Despite being largely left out of the debate on health care reform, there are few groups that can speak of the disparities in health care between the haves and the have-nots with the knowledge, empathy and experience of Black doctors.
Paul A. Edwards MD, Aaron W. Maddox, MD, PC, and Robert P. Heidelberg, MD, PC, are among the leading Black physicians in Metro Detroit. All three visited the offices of the Michigan Chronicle to weigh in on the debate about health care and how it impacts the African-American community.
“Clearly there is a great disparity in health care in the African-American population where unemployment is much higher,” said Dr. Edwards. “That’s the problem with health care and that’s the message you don’t really hear from these opponents that are complaining about people taking or limiting their medical benefits.”
The sad irony is that while emotions run high among opponents of the health care bill that could benefit millions of Black, poor and working poor Americans, there is barely a whisper heard from health reform opponents against the huge financial subsidies to large corporate conglomerates for military contracts and the production of weapons of war and destruction. The medical industry is also a big business that is both driven and insulated by profit and greed.
“I think one of the problems is there’s so much money to be made in so many different disciplines around medicine,” Dr. Maddox said. “You have the pharmaceutical companies, the insurance companies and you’re talking billions and billions of dollars. Because of this and the way our government works with lobbyists, a lot of the legislation that comes out is based on who’s lobbying the hardest and who has the most money, not necessarily who’s right. It’s also based on greed. People are afraid of losing something. The main thing you have to realize is that health care is a right, not a privilege.”

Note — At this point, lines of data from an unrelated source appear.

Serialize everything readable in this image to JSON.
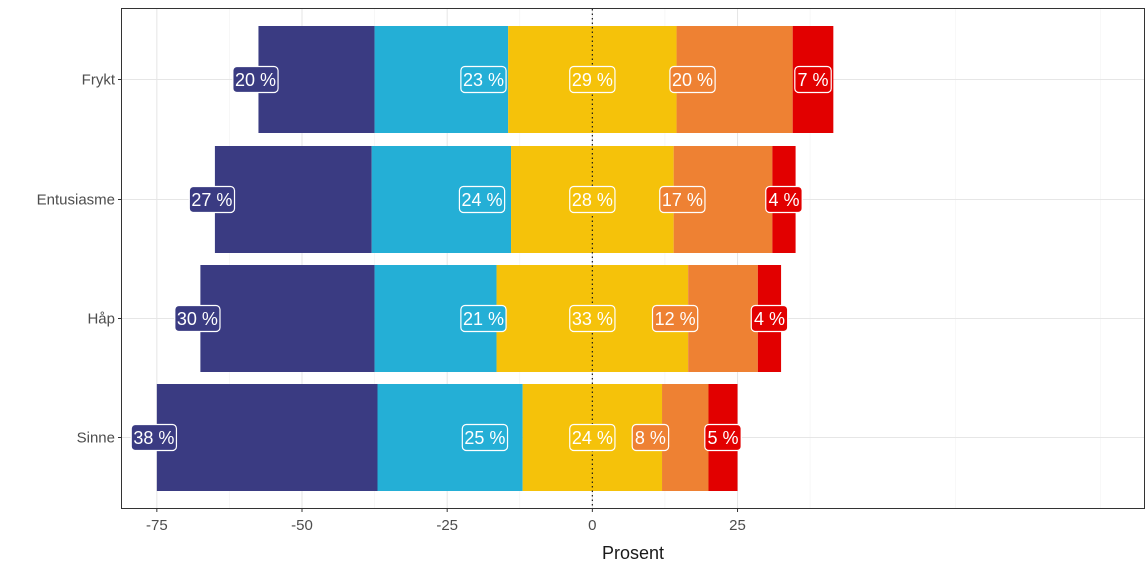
{
  "chart_data": {
    "type": "bar",
    "orientation": "horizontal",
    "stacking": "diverging",
    "xlabel": "Prosent",
    "ylabel": "",
    "xlim": [
      -81,
      95
    ],
    "x_ticks": [
      -75,
      -50,
      -25,
      0,
      25
    ],
    "x_tick_labels": [
      "-75",
      "-50",
      "-25",
      "0",
      "25"
    ],
    "reference_line": 0,
    "grid": true,
    "categories": [
      "Frykt",
      "Entusiasme",
      "Håp",
      "Sinne"
    ],
    "segments": [
      {
        "color": "#3a3b82",
        "values": [
          20,
          27,
          30,
          38
        ],
        "labels": [
          "20 %",
          "27 %",
          "30 %",
          "38 %"
        ]
      },
      {
        "color": "#24afd6",
        "values": [
          23,
          24,
          21,
          25
        ],
        "labels": [
          "23 %",
          "24 %",
          "21 %",
          "25 %"
        ]
      },
      {
        "color": "#f5c20a",
        "values": [
          29,
          28,
          33,
          24
        ],
        "labels": [
          "29 %",
          "28 %",
          "33 %",
          "24 %"
        ]
      },
      {
        "color": "#ee8133",
        "values": [
          20,
          17,
          12,
          8
        ],
        "labels": [
          "20 %",
          "17 %",
          "12 %",
          "8 %"
        ]
      },
      {
        "color": "#e20000",
        "values": [
          7,
          4,
          4,
          5
        ],
        "labels": [
          "7 %",
          "4 %",
          "4 %",
          "5 %"
        ]
      }
    ]
  }
}
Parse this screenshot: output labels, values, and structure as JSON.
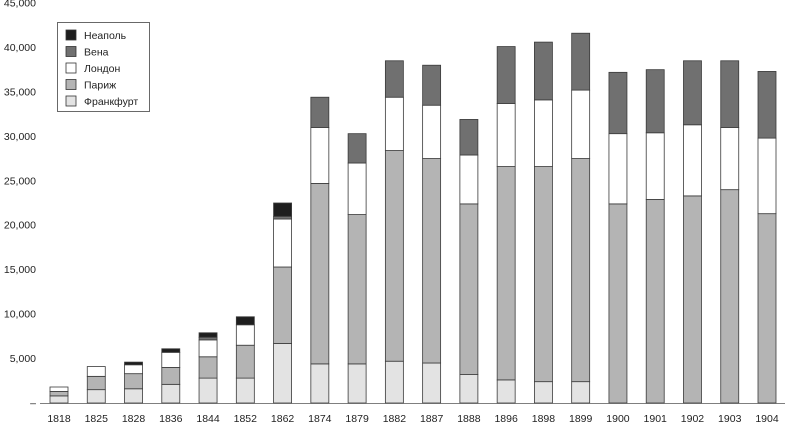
{
  "chart_data": {
    "type": "bar",
    "stacked": true,
    "categories": [
      "1818",
      "1825",
      "1828",
      "1836",
      "1844",
      "1852",
      "1862",
      "1874",
      "1879",
      "1882",
      "1887",
      "1888",
      "1896",
      "1898",
      "1899",
      "1900",
      "1901",
      "1902",
      "1903",
      "1904"
    ],
    "series": [
      {
        "name": "Франкфурт",
        "color": "#e3e3e3",
        "values": [
          800,
          1500,
          1600,
          2100,
          2800,
          2800,
          6700,
          4400,
          4400,
          4700,
          4500,
          3200,
          2600,
          2400,
          2400,
          0,
          0,
          0,
          0,
          0
        ]
      },
      {
        "name": "Париж",
        "color": "#b4b4b4",
        "values": [
          500,
          1500,
          1700,
          1900,
          2400,
          3700,
          8600,
          20300,
          16800,
          23700,
          23000,
          19200,
          24000,
          24200,
          25100,
          22400,
          22900,
          23300,
          24000,
          21300
        ]
      },
      {
        "name": "Лондон",
        "color": "#ffffff",
        "values": [
          500,
          1100,
          1000,
          1700,
          1900,
          2300,
          5400,
          6300,
          5800,
          6000,
          6000,
          5500,
          7100,
          7500,
          7700,
          7900,
          7500,
          8000,
          7000,
          8500
        ]
      },
      {
        "name": "Вена",
        "color": "#707070",
        "values": [
          0,
          0,
          0,
          0,
          300,
          0,
          300,
          3400,
          3300,
          4100,
          4500,
          4000,
          6400,
          6500,
          6400,
          6900,
          7100,
          7200,
          7500,
          7500
        ]
      },
      {
        "name": "Неаполь",
        "color": "#1e1e1e",
        "values": [
          0,
          0,
          300,
          400,
          500,
          900,
          1500,
          0,
          0,
          0,
          0,
          0,
          0,
          0,
          0,
          0,
          0,
          0,
          0,
          0
        ]
      }
    ],
    "y_ticks": [
      "–",
      "5,000",
      "10,000",
      "15,000",
      "20,000",
      "25,000",
      "30,000",
      "35,000",
      "40,000",
      "45,000"
    ],
    "ylim": [
      0,
      45000
    ],
    "grid": false,
    "legend": {
      "placement": "top-left",
      "entries": [
        "Неаполь",
        "Вена",
        "Лондон",
        "Париж",
        "Франкфурт"
      ]
    }
  }
}
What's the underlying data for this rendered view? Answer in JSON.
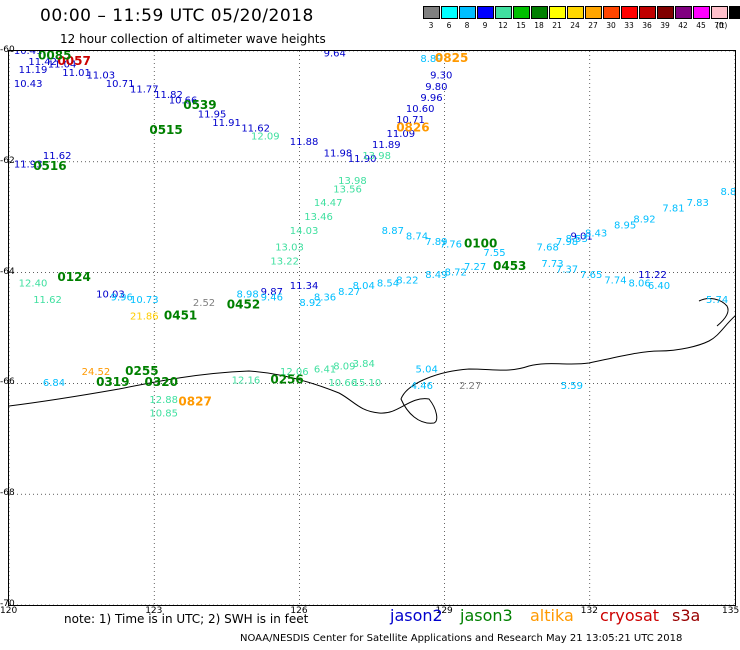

The United States spends more money on health care than any other nation on Earth, yet for approximately 20 percent of its population there is no health care at all and for other segments of the population care is inadequate.
Even relatively destitute countries like Cuba have managed to provide health care for all its citizens and seem to be unburdened with the litany of health problems and ailments that are suffered by millions in America.
“One of the reasons is waste and mismanagement,” said Dr. Maddox. “You take a homeless person that has high blood pressure. They are not going to be able to get in to see a primary care doctor. However, when they have a heart attack or a stroke or go to the emergency room, emergency services are obligated to take care of them, and for medicine that may have been preventive at a few hundred dollars a year. One day in intensive care can be $20,000 or more, and they may still die. If the focus had been on preventive you wouldn’t have all the waste, and you would have better health care.”